Posted by tim2718281, 02-14-2010, 06:22 PM
Has anyone seen a review of available Linux C compilers, and a comparison of the performance of the generated code?

Posted by Dr:linux, 02-15-2010, 01:25 AM
GCC 4.3.3 is the latest one released on Jan 2010. Most of the reviews concerning this says that it delivers a smooth performance and is mainly a bug-fix release containing fixes and many other serious bugs that were in the prior release GCC 4.3.2.

Posted by CArmstrong, 02-15-2010, 01:51 AM
gcc is the primary C/C++ compiler on Linux. Is there a certain reason you'd need to use something else?

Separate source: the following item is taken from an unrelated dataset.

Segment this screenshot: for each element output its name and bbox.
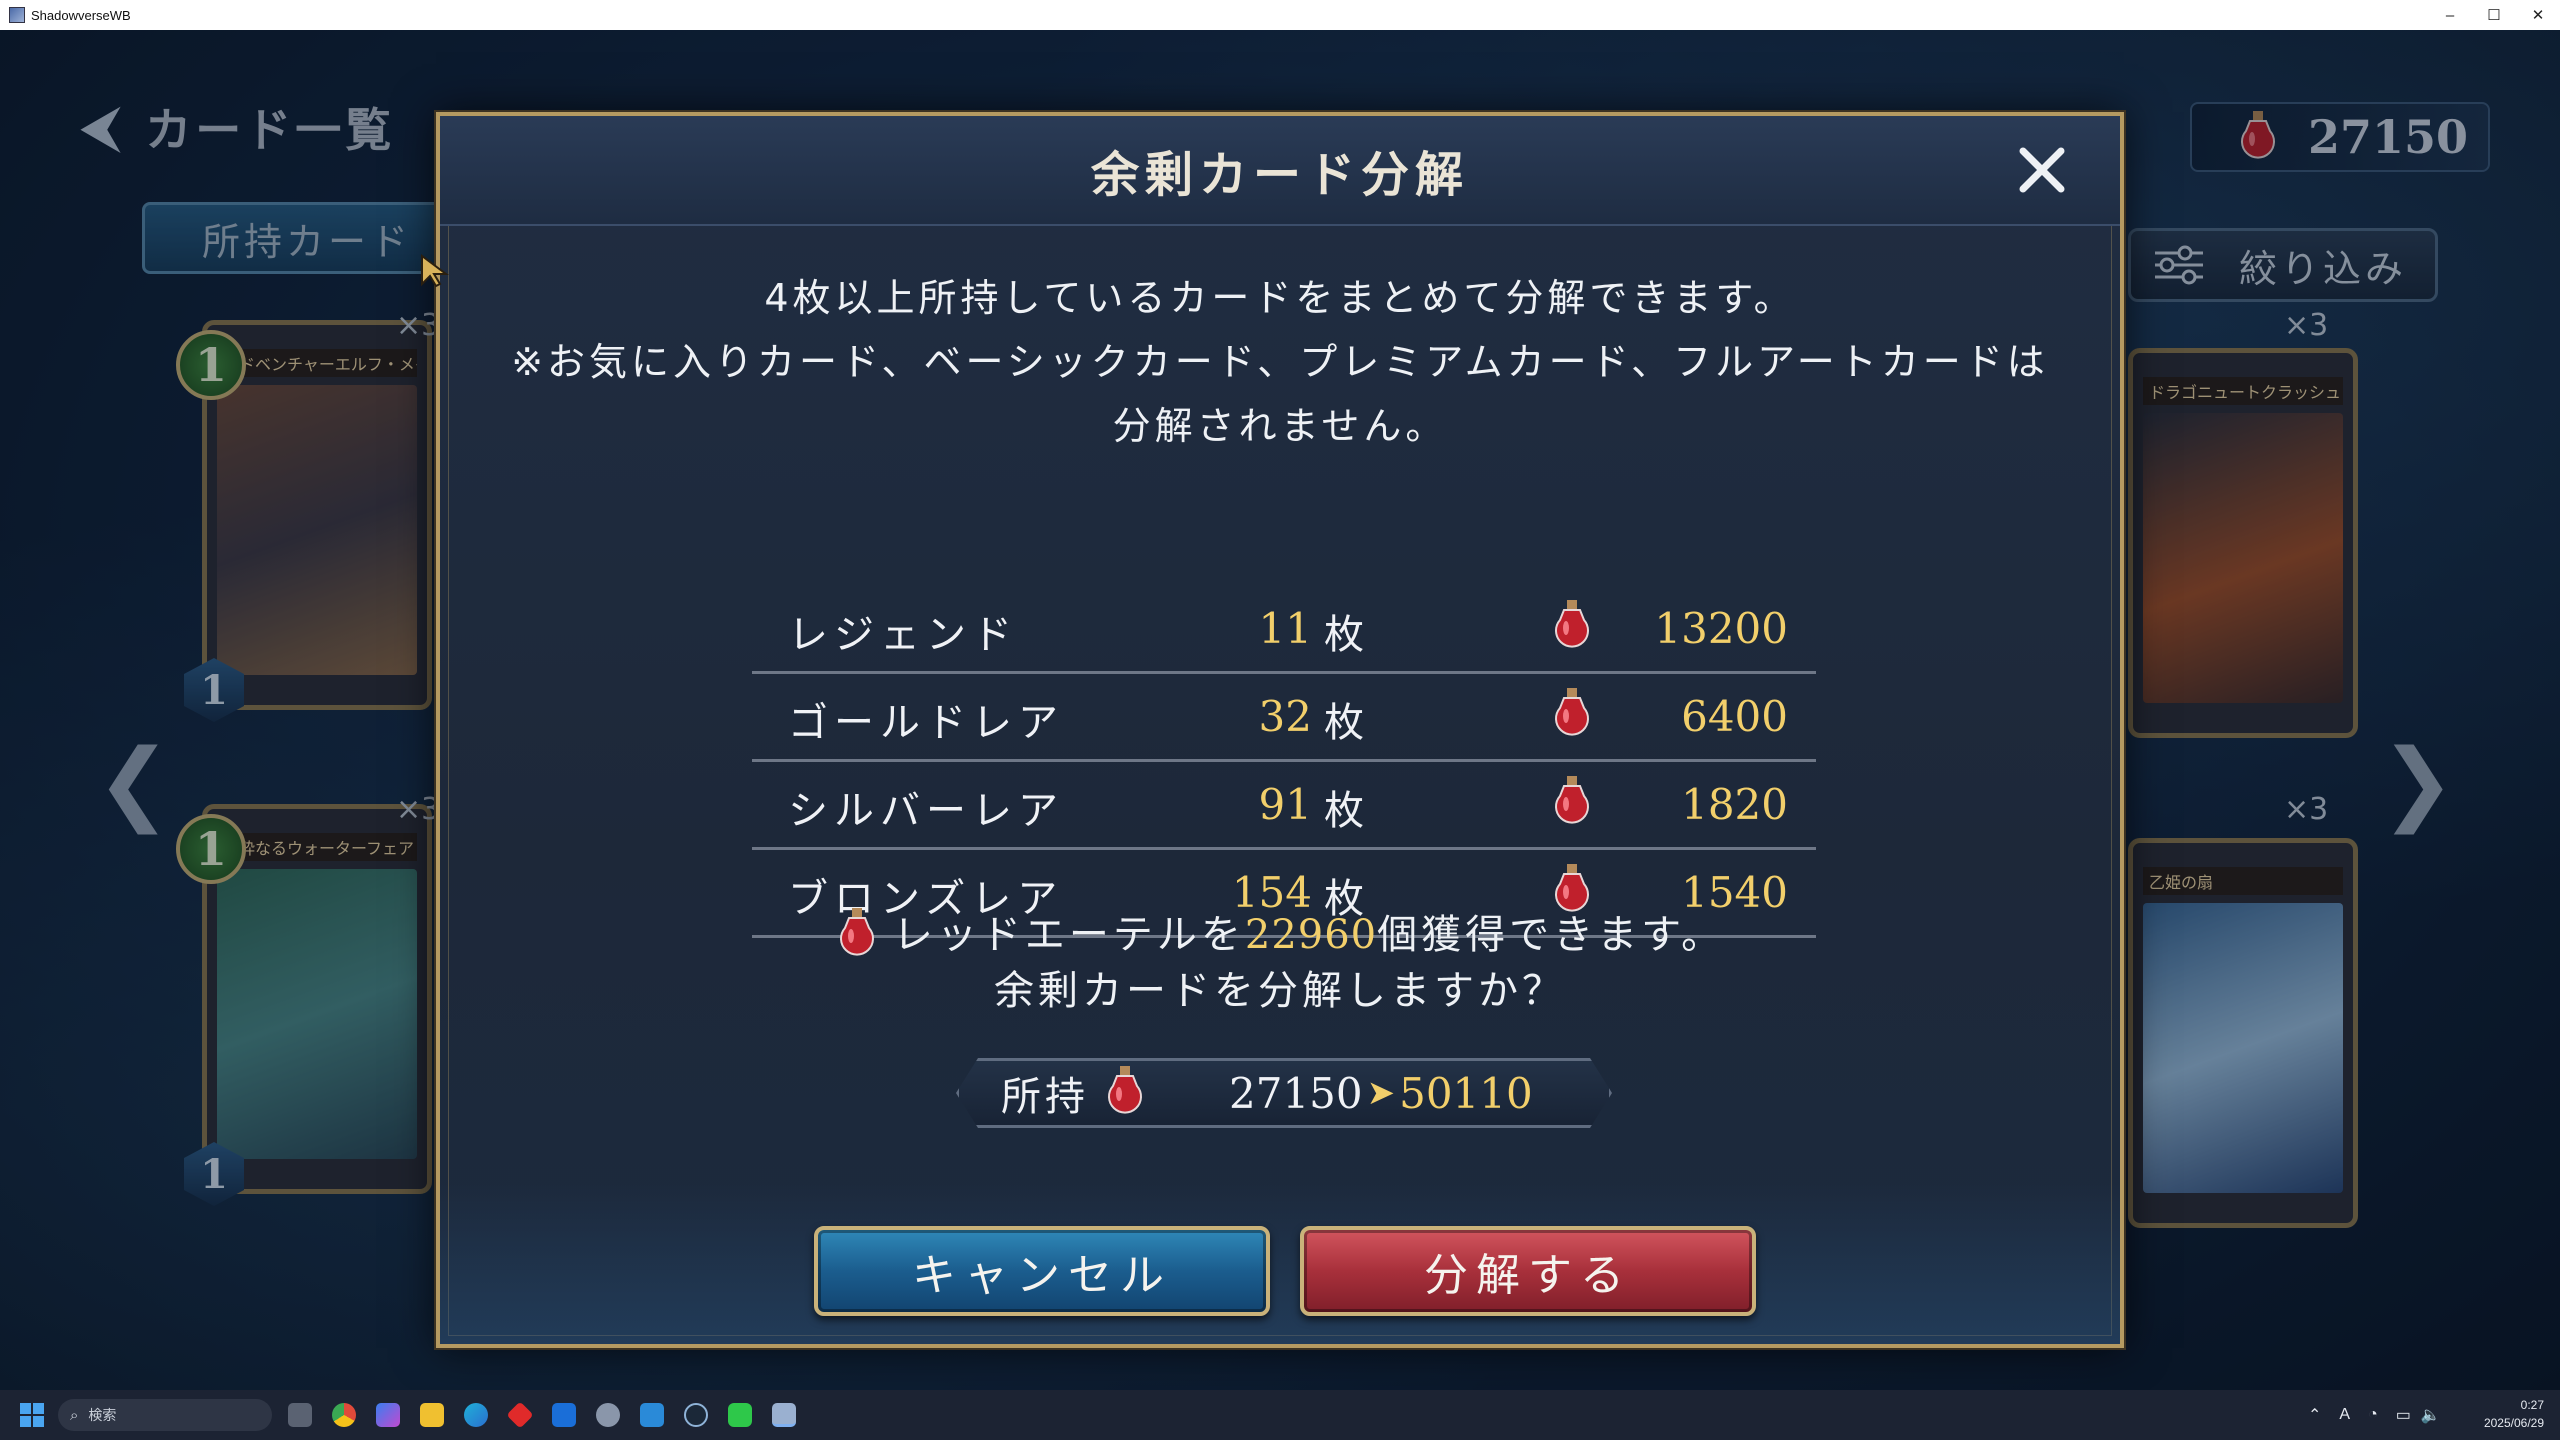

Posted by RemyHorton, 02-15-2010, 04:37 AM
There is http://www.coyotegulch.com/reviews/l...ers/index.html but it is about 6 years old. GCC is a bit bloated, but it does seem to have the most aggressive program optimisation. Other (free) compilers for Linux such as TCC and LCC tend to focus on other things such as portability, small resource footprints, and/or compilation speed.

Posted by NelsonT, 02-15-2010, 06:50 AM
Depend on the HW platform you need. If on ARM cpu, I tend to use ARMcc that generated better binary than GCC for sure. I had deployed several multi-media codec, around 10~30% performance gains in execute speed and code size. Code sizes are sensitive when running on resources limited environment(small cache size). If on X86 platform, choice Intel dev. tools. http://software.intel.com/en-us/arti...ware-download/ I don't have experiences of Intel compilers on linux, but Intel does good jobs on Windows. When I did camera driver with video decoding (C + inline assembly coding), my tests shown Intel > Microsoft > GCC. Few open-source codecs were compiled using Intel compiler and released for better performance, (foobar2000's addon) Hope this help. Last edited by NelsonT; 02-15-2010 at 06:55 AM. Reason: correction

Posted by tim2718281, 02-15-2010, 10:37 AM
Yes, thank you. It's interesting that Intel make available their compiler free for non-commercial use. I was not aware of that.

Posted by n3r0x, 02-16-2010, 11:11 PM
both Borland and Intel have better optimization in their compilers but then again they are not free (not borland anyway) as GCC is.. Personally i use GCC on unix/linux.. I usually just compile CGI scripts in it anyway

Posted by mark45, 02-17-2010, 03:45 AM
GCC is a bit bloated, but it does seem to have the most aggressive program optimization. Other (free) compilers for Linux such as TCC to focus on other things such as portability, small resource footprints, and/or compilation speed.

Posted by Nizumzen, 02-17-2010, 02:08 PM
The Intel compiler is much better optimisation wise than GCC on the x86 and x86_64 platforms. Plus there is also LLVM/Clang which is fantastic and will soon be the default compiler on Mac OS X I imagine.